Here is a fun fact about parenting. We are all experts in this field.  We know exactly how to be the parents who raise great kids. We don’t think about how we are going to deal with their tantrums, picky eating or low grades. We don’t plan for our sleepless nights or exhaustion, because these are not the things that are supposed to be our problems. We know what we are doing and we are going to show the world, and our own parents, what real parenting is about. And then, ready for everything and anything, armed with books and good intentions, we become moms and dads, just to realize that we’ve been ready for nothing. Who would imagine that our child hates broccoli and cleaning up  and loves computer games more than spelling games? Yet, however we try to deny it, this is our reality.  We can either accept that our children have taken us a little by surprise and let them be picky, rude and lazy, or we can admit that we are far from experts in parenting and humbly agree to take corrective measures. Perhaps it is the challenges of parenting that have taken us by surprise and we should revisit our parenting goals and techniques, before it’s too late. In other words, if it’s important to us that our child is respectful to other people, we can’t tolerate them disobeying  their teachers. If we want a child with integrity, we can’t let them cheat on games. If we want a diligent student, then why do we do their homework?

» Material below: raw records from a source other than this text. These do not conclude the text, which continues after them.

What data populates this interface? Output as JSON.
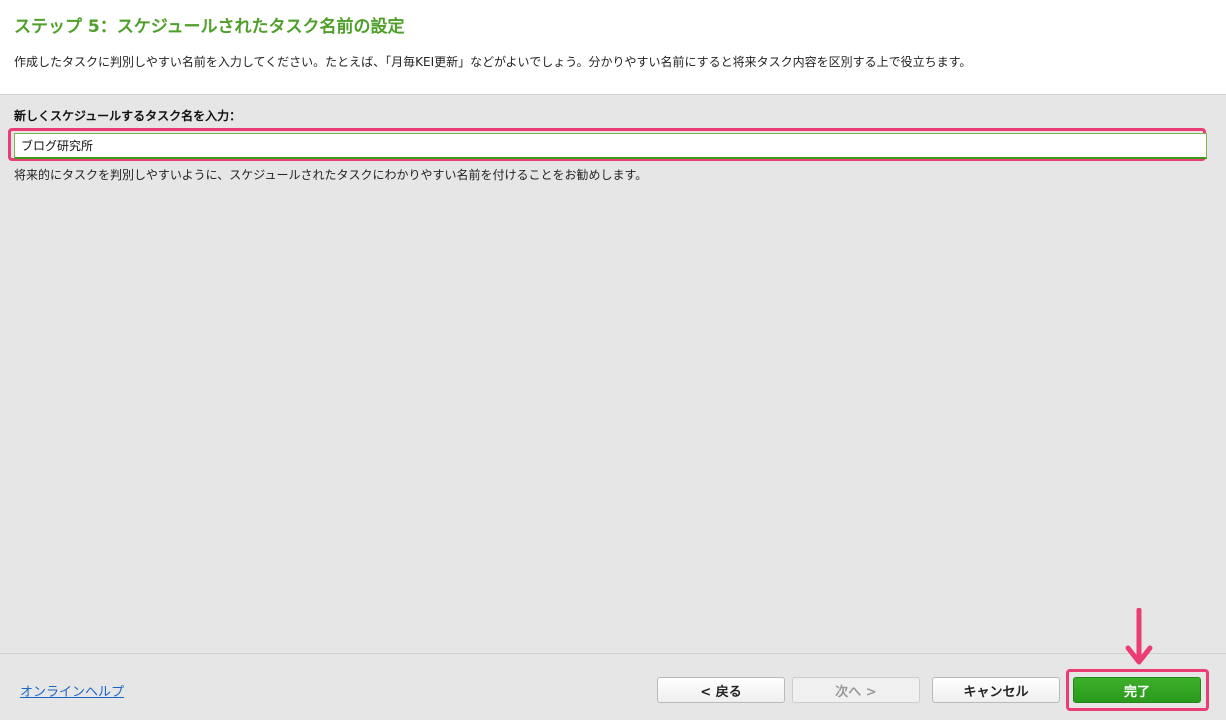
{
  "header": {
    "title": "ステップ 5：スケジュールされたタスク名前の設定",
    "description": "作成したタスクに判別しやすい名前を入力してください。たとえば、「月毎KEI更新」などがよいでしょう。分かりやすい名前にすると将来タスク内容を区別する上で役立ちます。"
  },
  "form": {
    "label": "新しくスケジュールするタスク名を入力：",
    "task_name_value": "ブログ研究所",
    "hint": "将来的にタスクを判別しやすいように、スケジュールされたタスクにわかりやすい名前を付けることをお勧めします。"
  },
  "footer": {
    "help_link": "オンラインヘルプ",
    "back_label": "< 戻る",
    "next_label": "次へ >",
    "cancel_label": "キャンセル",
    "finish_label": "完了"
  },
  "colors": {
    "accent_green": "#4fa02a",
    "finish_button": "#2a9a1c",
    "highlight_pink": "#ea3d74",
    "link_blue": "#1a66c7"
  },
  "icons": {
    "annotation_arrow": "down-arrow-icon"
  }
}
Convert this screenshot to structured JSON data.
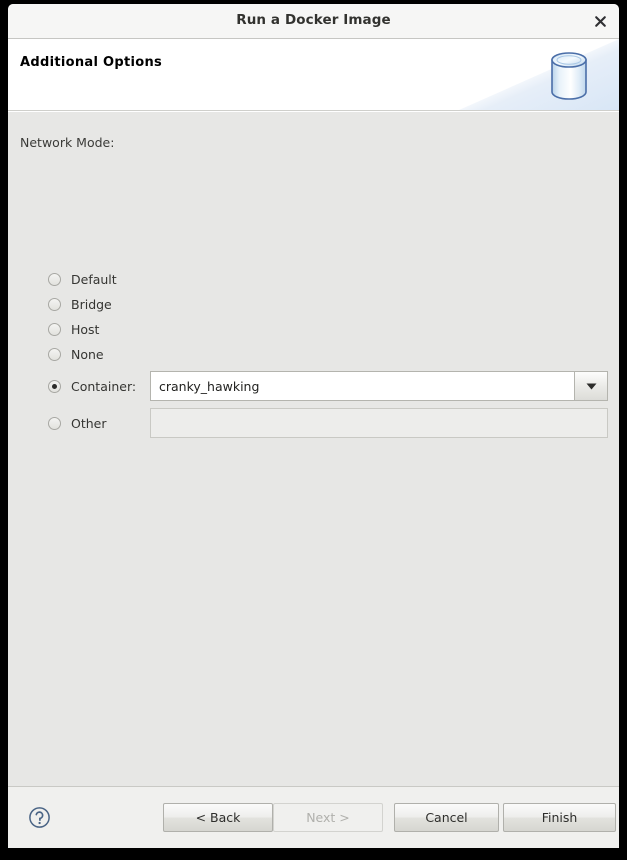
{
  "window": {
    "title": "Run a Docker Image",
    "close_label": "×",
    "close_icon": "close-icon"
  },
  "banner": {
    "heading": "Additional Options",
    "icon": "database-cylinder-icon"
  },
  "form": {
    "group_label": "Network Mode:",
    "options": [
      {
        "id": "default",
        "label": "Default",
        "selected": false
      },
      {
        "id": "bridge",
        "label": "Bridge",
        "selected": false
      },
      {
        "id": "host",
        "label": "Host",
        "selected": false
      },
      {
        "id": "none",
        "label": "None",
        "selected": false
      },
      {
        "id": "container",
        "label": "Container:",
        "selected": true
      },
      {
        "id": "other",
        "label": "Other",
        "selected": false
      }
    ],
    "container_combo": {
      "value": "cranky_hawking",
      "placeholder": "",
      "arrow_icon": "chevron-down-icon",
      "enabled": true
    },
    "other_input": {
      "value": "",
      "placeholder": "",
      "enabled": false
    }
  },
  "footer": {
    "help_icon": "help-question-icon",
    "buttons": [
      {
        "id": "back",
        "label": "< Back",
        "enabled": true
      },
      {
        "id": "next",
        "label": "Next >",
        "enabled": false
      },
      {
        "id": "cancel",
        "label": "Cancel",
        "enabled": true
      },
      {
        "id": "finish",
        "label": "Finish",
        "enabled": true
      }
    ]
  },
  "colors": {
    "window_bg": "#f0f0ef",
    "content_bg": "#e7e7e5",
    "banner_bg": "#ffffff",
    "accent_blue": "#4a6d9e",
    "text": "#353532"
  }
}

There are no experts in parenting. Even the parenting book authors have their questions and dilemmas. In parenting there is no one-fit-all guidebook or a miracle help line with 100% effective solutions. Instead, there is a lot of trial and error, plus constant adjustments. But at the same time, parenting is not a rocket science. It is not a science in the first place. People have been raising kids for ever and many of those kids turned out really well without Kumon, ADHD treatment and  ballet classes at the age of three. They turned out well, because their parents raised them with love and common sense. Why is this combination such a rare beast these days? Are we so afraid of losing that pricy spot in some elite school that we have lost our parenting instincts altogether? No worries. Thanks to us driving our kids from class to class and driving ourselves crazy, our child’s place in the best school in town will be guaranteed.  The only spot our child will miss, will be at the school of life. But who cares?  None of our friends and fellow parents worries about it either.

Common has become a new normal.  Big kids ride around in strollers as if they couldn’t walk, tired parents serve as play-mates in the park full of kids, veggies are taboo… I am not trying to criticize anybody. Rather, I am trying to provide some food for thought for everybody, myself included.  Until recently I was cutting my son’s apple into wedges, because it was easier for him and less mess for me. And then it dawned on me: my son has teeth for a reason!

Common is not normal. Common is easy and contagious. Common is an excuse. I might sound old-fashioned, but as a parent I’d rather stick to normal. My children deserve it. In other words, it’s the school of life for my kids. How about yours?